Douwe Osinga's Blog: Why high taxes don't make people work less hard

Saturday, December 3, 2005

In conservative circles and more and more outside of them, it seems to be a popular thesis that lowering taxes is good because it gives people more of incentive to work; they get to keep more of the money they make, so clearly they'll work more. Sounds plausible, but if you think about it, it is of course rubbish. The other way around is much more likely; the higher the taxes, the harder people work, all things equal.

In the end people don't care about taxes and all that. They only care about how much money they make. And when it comes to money, it is just like anything else. The more you have of it, the less extra happy another dollar will make you. If you are starving then you'll gladly work long long hours to make enough not to starve. If you are quite affluent already, you need quite big incentive to start working more (luckily enough are society comes build in with all kinds of tricks to make us work harder anyway).

So what happens if we increase taxes to say 90%? It just means that people have only one tenth of the money, so they are a lot poorer and will suddenly have to work again for a car instead of getting one anyway.

The problem of course is with the other side of equation; governments have a tendency to spend money more wasteful than average people. If you raise taxes you put more money in the hand of the government and if then that money is wasted, the economy suffers. But it is not the low taxes for the rich that make the rich work so much harder that in the end everybody profits.




Unknown said...

In my case I pay for child care and it cost $20,000 a year. When my total dollars earned are taxed at a higher level it is a greater incentive for me to stay home and not pay the child care and the tax.
A lot of Americans with dual incomes will choose not to work when they can stay home with the kids. Since most of our taxes are due to dual income homes making over 250K. This will reduce our overall GDP. Also most high wage earners already work 65 + hours a week. You may not consider that if you're not part of it.
I do agree that taking away the value of work makes people either request more money for the work they do or they work harder to maintain their standard of living, but you’re not considering all the variables.

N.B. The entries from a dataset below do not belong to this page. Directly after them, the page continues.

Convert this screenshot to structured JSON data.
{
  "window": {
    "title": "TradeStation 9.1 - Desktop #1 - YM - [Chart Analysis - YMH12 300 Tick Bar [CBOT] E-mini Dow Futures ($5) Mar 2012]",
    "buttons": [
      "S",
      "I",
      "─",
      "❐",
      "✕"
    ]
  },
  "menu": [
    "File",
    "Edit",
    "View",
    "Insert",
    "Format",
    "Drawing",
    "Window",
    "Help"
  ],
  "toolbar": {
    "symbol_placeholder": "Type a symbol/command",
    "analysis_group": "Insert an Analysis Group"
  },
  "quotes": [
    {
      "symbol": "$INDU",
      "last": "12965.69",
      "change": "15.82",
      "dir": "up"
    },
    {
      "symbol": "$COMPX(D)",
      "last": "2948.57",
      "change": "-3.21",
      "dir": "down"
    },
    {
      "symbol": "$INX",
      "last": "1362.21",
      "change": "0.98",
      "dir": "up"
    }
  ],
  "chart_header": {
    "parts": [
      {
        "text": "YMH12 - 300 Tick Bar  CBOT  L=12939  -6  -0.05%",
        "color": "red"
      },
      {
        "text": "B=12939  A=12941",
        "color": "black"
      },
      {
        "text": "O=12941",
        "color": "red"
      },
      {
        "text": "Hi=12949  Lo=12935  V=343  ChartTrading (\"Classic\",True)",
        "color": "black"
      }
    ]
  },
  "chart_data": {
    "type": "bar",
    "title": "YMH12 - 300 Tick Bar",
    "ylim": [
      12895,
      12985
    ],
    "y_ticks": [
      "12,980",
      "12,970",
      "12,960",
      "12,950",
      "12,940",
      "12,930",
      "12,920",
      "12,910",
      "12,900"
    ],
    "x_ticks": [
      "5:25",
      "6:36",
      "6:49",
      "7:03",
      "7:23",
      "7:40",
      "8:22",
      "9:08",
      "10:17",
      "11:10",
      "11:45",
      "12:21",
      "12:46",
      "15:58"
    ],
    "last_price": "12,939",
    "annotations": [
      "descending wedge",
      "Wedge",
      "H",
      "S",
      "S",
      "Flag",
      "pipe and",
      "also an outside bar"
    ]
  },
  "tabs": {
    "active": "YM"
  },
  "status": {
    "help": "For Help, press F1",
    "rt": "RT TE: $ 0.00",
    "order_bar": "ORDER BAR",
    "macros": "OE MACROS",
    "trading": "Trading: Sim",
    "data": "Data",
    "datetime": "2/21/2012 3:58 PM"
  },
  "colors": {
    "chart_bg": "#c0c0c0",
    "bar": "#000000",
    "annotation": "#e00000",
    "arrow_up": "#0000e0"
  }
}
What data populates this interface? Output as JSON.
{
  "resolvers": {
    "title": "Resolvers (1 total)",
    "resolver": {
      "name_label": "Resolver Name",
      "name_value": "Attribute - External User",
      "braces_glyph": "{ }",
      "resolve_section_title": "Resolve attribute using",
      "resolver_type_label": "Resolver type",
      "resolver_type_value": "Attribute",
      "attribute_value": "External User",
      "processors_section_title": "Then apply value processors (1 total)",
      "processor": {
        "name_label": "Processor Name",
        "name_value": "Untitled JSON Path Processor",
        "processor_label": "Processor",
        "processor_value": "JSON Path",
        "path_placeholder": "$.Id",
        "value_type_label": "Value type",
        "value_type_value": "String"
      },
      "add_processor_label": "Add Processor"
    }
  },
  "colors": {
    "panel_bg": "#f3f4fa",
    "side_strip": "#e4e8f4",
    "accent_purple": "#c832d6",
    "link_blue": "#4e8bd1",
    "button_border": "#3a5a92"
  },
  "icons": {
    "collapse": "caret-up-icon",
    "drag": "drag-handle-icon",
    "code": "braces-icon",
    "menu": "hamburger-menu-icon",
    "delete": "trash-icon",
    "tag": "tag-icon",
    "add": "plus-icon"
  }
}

Just like ethanol in gas. The intention was to make a cleaner fuel, but instead they increased the cost of a food source and the pollution impact after production ( Harvesting)has been found to be even worse than regular gas.

Every extra dollar of discretionary money leads to someone else getting a job that grows GDP (Gross Domestic Product). We are the strongest most powerful, country in the world and losing footing fast. The more burden you put on a worker, or a business impacts the decisions they make. More importantly, they don't always make choices that lead in the direction you expect. Businesses will raise their prices, and if they can't raise their prices, they will cut costs, and if they can’t cut costs they will close a division. If they don't close the division they will move it or do something else that we have not taken into consideration.
Please comment with common sense.

Anonymous said...

Wow, this article is a complete waste of my time. There is a lot of emprical research showing that high taxes discourage work and income. There is not one serious empirical study that supports this view.

I can't believe anyone actually believes something this stupid. What a waste of time and thought.